Crack-Based Advertising
Jay Weintraub has a thoughtful analysis on incentive promotion based online marketing. If you have seen the “Free iPod for filling out a survey” that’s incentive promotion based online marketing. You get the iPod if you sign up for a credit card or a broadband account with one of the affiliate partners.
It’s another fascinating pocket of online advertising that has sprouted up in the last 1-2 years.
But like all lead generation businesses, differentiation is the key challenge.
Incentives seem more like a trading strategy than a segment of the industry. That is, one way to improve the conversion metric. But the input (media buying) still remains constant.

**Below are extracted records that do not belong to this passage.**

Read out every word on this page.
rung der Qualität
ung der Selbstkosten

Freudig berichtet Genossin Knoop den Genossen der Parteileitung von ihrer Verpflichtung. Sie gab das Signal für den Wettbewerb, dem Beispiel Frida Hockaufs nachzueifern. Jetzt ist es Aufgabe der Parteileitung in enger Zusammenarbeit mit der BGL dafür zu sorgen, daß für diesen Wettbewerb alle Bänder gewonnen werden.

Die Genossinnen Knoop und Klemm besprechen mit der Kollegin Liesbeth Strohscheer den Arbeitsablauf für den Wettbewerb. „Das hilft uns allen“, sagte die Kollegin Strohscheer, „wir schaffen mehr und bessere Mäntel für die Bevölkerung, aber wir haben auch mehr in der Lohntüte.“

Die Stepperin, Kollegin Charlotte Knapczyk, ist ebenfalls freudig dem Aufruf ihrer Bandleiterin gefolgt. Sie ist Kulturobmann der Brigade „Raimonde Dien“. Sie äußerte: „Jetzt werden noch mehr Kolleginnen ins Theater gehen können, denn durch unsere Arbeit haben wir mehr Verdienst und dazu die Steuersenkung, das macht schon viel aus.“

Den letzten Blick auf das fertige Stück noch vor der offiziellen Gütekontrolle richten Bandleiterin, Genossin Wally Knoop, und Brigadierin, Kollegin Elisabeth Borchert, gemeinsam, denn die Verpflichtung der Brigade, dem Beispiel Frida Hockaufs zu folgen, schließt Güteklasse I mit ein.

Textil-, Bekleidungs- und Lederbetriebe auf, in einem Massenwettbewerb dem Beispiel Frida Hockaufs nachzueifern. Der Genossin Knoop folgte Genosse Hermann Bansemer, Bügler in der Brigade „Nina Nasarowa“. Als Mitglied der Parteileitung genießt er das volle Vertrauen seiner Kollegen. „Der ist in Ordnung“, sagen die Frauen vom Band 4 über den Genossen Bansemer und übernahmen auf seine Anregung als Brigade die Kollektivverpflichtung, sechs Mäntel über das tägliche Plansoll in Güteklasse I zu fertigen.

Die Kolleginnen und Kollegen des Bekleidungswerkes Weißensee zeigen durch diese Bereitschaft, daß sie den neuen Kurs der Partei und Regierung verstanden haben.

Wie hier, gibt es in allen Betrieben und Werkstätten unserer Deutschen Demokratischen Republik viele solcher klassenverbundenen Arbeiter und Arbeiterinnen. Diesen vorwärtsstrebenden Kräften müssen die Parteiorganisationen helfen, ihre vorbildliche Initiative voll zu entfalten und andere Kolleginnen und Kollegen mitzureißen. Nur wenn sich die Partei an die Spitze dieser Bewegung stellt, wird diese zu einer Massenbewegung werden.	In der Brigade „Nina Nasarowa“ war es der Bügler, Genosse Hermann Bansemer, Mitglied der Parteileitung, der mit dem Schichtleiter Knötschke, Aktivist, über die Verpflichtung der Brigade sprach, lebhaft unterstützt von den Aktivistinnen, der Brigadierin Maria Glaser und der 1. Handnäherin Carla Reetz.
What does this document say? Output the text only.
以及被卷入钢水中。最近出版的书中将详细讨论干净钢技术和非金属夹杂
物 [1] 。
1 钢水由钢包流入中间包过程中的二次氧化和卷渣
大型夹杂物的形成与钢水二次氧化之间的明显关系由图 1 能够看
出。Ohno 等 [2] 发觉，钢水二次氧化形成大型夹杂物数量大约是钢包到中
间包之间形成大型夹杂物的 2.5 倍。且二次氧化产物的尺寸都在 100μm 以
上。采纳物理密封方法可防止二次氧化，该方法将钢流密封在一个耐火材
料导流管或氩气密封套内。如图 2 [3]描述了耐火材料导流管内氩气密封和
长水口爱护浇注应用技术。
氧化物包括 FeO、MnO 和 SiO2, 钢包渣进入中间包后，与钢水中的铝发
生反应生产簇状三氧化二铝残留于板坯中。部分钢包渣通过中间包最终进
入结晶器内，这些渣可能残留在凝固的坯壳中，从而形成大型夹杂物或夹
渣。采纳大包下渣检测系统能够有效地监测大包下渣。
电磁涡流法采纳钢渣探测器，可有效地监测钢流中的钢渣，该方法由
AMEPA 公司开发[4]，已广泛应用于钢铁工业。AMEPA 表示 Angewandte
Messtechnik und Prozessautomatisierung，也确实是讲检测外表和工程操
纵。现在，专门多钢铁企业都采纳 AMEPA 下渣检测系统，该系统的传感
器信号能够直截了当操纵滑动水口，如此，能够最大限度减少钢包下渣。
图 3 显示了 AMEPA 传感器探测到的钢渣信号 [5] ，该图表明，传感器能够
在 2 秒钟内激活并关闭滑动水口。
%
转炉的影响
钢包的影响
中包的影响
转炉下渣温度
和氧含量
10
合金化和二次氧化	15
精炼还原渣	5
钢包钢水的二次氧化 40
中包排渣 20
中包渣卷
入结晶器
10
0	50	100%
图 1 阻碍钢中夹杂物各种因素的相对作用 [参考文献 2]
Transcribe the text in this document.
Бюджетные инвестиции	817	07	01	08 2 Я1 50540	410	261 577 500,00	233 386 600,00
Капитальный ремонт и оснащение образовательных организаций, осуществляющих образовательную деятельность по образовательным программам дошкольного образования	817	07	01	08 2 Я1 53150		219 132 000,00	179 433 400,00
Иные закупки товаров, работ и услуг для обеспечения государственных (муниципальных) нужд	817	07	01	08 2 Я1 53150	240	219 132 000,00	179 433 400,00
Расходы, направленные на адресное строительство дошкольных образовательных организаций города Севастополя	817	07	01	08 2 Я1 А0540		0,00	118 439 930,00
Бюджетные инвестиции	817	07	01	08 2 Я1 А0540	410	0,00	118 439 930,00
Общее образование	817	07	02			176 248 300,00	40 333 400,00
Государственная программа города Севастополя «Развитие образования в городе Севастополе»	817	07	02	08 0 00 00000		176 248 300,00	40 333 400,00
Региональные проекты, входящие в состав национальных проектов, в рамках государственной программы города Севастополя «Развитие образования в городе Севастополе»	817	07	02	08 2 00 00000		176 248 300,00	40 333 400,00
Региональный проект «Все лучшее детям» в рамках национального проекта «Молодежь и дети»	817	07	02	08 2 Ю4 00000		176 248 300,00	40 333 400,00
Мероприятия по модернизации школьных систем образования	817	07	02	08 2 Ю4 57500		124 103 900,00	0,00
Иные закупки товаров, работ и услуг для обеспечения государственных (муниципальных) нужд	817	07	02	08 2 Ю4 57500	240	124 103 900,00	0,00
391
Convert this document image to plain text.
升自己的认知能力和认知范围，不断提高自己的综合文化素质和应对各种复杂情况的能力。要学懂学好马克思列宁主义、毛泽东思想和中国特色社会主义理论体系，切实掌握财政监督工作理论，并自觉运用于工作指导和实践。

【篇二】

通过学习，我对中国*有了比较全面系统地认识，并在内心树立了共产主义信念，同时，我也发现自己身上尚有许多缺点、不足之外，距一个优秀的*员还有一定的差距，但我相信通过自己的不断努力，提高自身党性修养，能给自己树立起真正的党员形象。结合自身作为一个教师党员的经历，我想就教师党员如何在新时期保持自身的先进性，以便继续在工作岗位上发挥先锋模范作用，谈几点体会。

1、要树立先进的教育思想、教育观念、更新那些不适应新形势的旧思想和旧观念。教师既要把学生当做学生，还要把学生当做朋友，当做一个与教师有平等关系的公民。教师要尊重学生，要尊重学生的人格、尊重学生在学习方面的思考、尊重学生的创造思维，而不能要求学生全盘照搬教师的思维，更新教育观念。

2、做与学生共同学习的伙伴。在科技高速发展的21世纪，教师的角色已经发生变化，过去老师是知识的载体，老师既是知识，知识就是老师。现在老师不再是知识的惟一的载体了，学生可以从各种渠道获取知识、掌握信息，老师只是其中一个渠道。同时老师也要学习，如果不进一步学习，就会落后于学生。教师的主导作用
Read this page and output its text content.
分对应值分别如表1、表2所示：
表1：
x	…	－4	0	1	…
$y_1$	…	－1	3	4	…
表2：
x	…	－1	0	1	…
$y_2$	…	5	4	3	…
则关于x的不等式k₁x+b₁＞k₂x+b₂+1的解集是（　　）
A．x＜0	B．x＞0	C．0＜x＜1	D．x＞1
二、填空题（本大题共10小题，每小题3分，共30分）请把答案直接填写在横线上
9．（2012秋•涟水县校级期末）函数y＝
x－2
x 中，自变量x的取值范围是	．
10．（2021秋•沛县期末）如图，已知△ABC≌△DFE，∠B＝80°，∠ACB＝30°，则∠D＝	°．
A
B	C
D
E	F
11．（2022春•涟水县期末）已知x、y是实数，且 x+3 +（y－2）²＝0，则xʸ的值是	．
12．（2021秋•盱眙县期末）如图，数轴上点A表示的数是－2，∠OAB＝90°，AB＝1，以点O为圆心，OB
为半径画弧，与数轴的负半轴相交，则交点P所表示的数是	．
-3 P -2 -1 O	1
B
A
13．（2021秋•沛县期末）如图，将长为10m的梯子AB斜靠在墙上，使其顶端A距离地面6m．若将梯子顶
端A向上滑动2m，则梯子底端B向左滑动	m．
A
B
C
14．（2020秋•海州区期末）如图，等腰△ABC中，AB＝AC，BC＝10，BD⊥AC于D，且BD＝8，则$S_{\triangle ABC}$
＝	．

The incentives essentially place further pressure on the economics of the lead generation business as Jay points out. But there is still money sloshing around and the margins are presently fantastic.
Online advertising is becoming essentially a trading market where smarter people buy up cheap inventory, sprinkle it with things like incentives, strip out the acquisition risk and sell it to dumber (well, let’s just say risk-adverse) people who actually service the customer (in this case, credit card companies or broadband providers).
The even dumber, the publishers whose inventory is originally bought by the incentive based promotions firms, are leaving a lot of money on the table.
But by its very definition, arbitrage disappears over time.
Direct Navigation Economics
John DeMayo has an excellent breakdown of how to value a domain name, leading up to his valuation of one of his own: FreeEssays.com
John says the domain: “Averages 337 visitors per day and $56 revenue per day over the last month or so.” If you extrapolate that out, the amount equals about $20k per annum. He wants $200k, which is 10x revenues but that assumes traffic will be flat (i.e. not decline or grow).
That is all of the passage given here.